強張った彼女の表情に、ふと奈央がしつこいナンパから助けたという話を思い出す。急いで戻ろうとした矢先、傍にいた女が二人に話しかけた。そしてしばらく三人で話していたかと思うと、そのまま店の中へと入って行った。
「いらっしゃいませ。お一人様ですか?」
店員の案内を無視して三人からは死角の席に着くと、目についた物を適当に頼む。
傍から見たらかなり怪しい男だったろう。サングラスも外さず一人静かに耳を澄ませていたのだから。今思えば我ながらキモイ。けれど、その時は考えている余裕なんて無かった。
一人はしゃぐ女の話を、穂花ちゃんは張り付いた笑顔で聞いていた。男はずいぶんと居心地が悪そうだ。
「真也さんに聞いても、『お義父さんの言う事を聞いた方がいい』って言うし…」
聞き覚えのある名前に、ようやく三人の関係が見えた。
「言っとくけど余計なこと話すなよ。今が一番大事な時期なんだから」
その言葉に、気付けば考えるより先に体が動いていた。
「シャワー浴びて下さい。着替え出しておきますから」
部屋に着いてからも穂花ちゃんは俺のことを気にかけてばかりで、忙しなく動く姿に最初は何も聞かないでいるべきかと迷った。
でも、いざシャワーから出てみれば、沸騰するケトルを前にぼんやりと穂花ちゃんは立っていて、堪らず抱き寄せた体は小さく震えていた。
いつからか穂花ちゃんの姿を目で追うようになって。
いつの間にか穂花ちゃんが心の中を占めていた。
決定付けたのは仮眠室での、あの一瞬。眠る奈央を優しく愛でながら、髪を撫でる彼女を見てハッキリと浮かんだ感情。
奈央への嫉妬。と同時に、この目に見つめられる唯一の男で在りたい、と強く感じた。
煙草を買いに行くフリをして穂花ちゃんの後を追ったのは、少しでも二人で話したかったから。口実に買った傘を差し出すと、一瞬目を丸くした後、まるで花が咲くように笑うから。
あぁ、俺はこいつが好きなんだって自覚した。
眠る彼女の頬をもう一度撫でてから部屋を後にすると、さっきまでの大雨が嘘のように晴れていた。

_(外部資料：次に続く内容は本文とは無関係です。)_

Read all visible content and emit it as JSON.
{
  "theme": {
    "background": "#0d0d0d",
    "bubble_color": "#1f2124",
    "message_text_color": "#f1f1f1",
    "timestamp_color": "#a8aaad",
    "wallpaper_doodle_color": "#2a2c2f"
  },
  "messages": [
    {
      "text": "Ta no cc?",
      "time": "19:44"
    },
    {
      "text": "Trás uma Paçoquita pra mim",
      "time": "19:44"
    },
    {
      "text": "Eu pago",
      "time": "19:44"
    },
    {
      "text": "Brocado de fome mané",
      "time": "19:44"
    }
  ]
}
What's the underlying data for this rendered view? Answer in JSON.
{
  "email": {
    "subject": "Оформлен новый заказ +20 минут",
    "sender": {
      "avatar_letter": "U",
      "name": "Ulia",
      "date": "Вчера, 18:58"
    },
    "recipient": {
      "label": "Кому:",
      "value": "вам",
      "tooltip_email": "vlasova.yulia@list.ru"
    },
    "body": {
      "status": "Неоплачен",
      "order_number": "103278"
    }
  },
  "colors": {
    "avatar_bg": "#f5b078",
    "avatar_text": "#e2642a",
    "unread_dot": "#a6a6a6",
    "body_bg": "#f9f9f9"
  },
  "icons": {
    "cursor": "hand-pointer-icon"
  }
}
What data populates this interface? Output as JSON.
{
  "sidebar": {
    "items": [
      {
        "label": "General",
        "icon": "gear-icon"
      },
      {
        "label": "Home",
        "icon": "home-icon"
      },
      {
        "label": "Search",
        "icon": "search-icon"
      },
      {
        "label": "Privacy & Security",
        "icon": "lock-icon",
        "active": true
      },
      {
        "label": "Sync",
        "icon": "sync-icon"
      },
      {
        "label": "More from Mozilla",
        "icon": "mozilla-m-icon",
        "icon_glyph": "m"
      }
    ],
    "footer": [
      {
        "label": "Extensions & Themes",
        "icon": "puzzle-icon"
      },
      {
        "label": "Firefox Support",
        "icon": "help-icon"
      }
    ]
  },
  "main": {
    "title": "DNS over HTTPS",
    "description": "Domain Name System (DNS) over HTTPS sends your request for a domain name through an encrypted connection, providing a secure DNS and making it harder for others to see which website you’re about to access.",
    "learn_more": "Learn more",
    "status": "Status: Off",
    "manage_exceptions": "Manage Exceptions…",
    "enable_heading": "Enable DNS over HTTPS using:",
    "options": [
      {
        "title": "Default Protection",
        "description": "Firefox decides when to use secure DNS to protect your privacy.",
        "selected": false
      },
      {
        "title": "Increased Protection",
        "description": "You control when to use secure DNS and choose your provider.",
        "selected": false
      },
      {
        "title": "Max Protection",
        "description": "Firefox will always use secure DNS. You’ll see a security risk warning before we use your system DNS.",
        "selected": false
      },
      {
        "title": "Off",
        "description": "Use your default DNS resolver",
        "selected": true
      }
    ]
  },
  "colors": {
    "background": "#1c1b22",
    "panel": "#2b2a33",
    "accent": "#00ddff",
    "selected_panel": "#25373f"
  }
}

ふと感じた右手の痛みに顔をしかめる。ずいぶんへなちょこな拳になったもんだ。
ポケットからスマホを取出し着信履歴からかけ直すと、
『ヨッシー?! お前、今どこよ』
耳を
「悪い。連絡遅くなって」
『や、てかどこまで買いに行ったの』
呆れる声。ここで今までの出来事を話したら、いったい奈央はどんな反応を見せるだろう。
「みんなまだスタジオにいる?」
『いますよー。ていうか義人さん待ちデス』
「あー…スミマセン」
奈央の声の後ろで悠介のギターを弾く音がする。スマホを耳から離し時間を確認すると、スタジオを出てから既に三時間も過ぎていた。
「今からすぐ向う」
『あ! 待って、ヨッシー』
切ろうとしたら奈央に引き止められた。心に
『途中で何か食いもん買ってきて』
予想外の言葉に肩透かしを食らう。
「腹減ってるとか?」
『俺じゃなくて。チカがマジ切れしかけてる』
「…買わせて頂きます」
腹を空かすとチカは不機嫌になる。声を潜めたところをみると、それなりの品物を手土産にしなければ命が危ういかもしれない。
『それとな』
「まだあるんかい」
『穂花に会ったか?』
――時間差で来た不意打ち。
「…穂花ちゃんがどうかした?」
『や、何も無いんだけど。ヨッシー出てく少し前に帰ったから、会わなかったかなぁって』
「いや、どうだろ。気付かなかったけど」
知らなかった。自分がこんなに平然と嘘つけるなんて。
『雨すごかったし、帰り平気だったか気になったんだけど…ま、いっか』
「なぁ、聞いてもいいか?」
ほいじゃあ、と切りかけた奈央を今度は俺が引き止める。
「奈央にとって穂花ちゃんて何?」
…返事が無い。
「もしもし? 聞こえてる?」
『…なに、急に』
明らかに奈央の口調が変わった。ただ、これだけじゃ分からない。
「いや。今日お前がラリホーマにかかってるとこ見て」
『はっ? 悪趣味ー』
「最近は少し離れても寝れるって聞いたから。良くなってんのかなぁって」
『さぁ…どうだろ』
遠回しに尋ねる俺の真意を知ってか知らずか、奈央は曖昧に返事する。
「治ったら穂花ちゃんはどうすんの?」
『義人』
奈央の声に厳しさが増す。
『なに言いたいのか分かんないけど、穂花のことはちゃんと大事だから』
もしかしたら――、
「その大事って、薬としてって意味で言ってる?」
『…そうだけど?』
俺達は近い未来、同じものを望むようになるのかもしれない。
『お前ホントに』
「俺な」
奈央の言葉を遮りその後に続く声は、自分が思う以上に強く確かなものに溢れていた。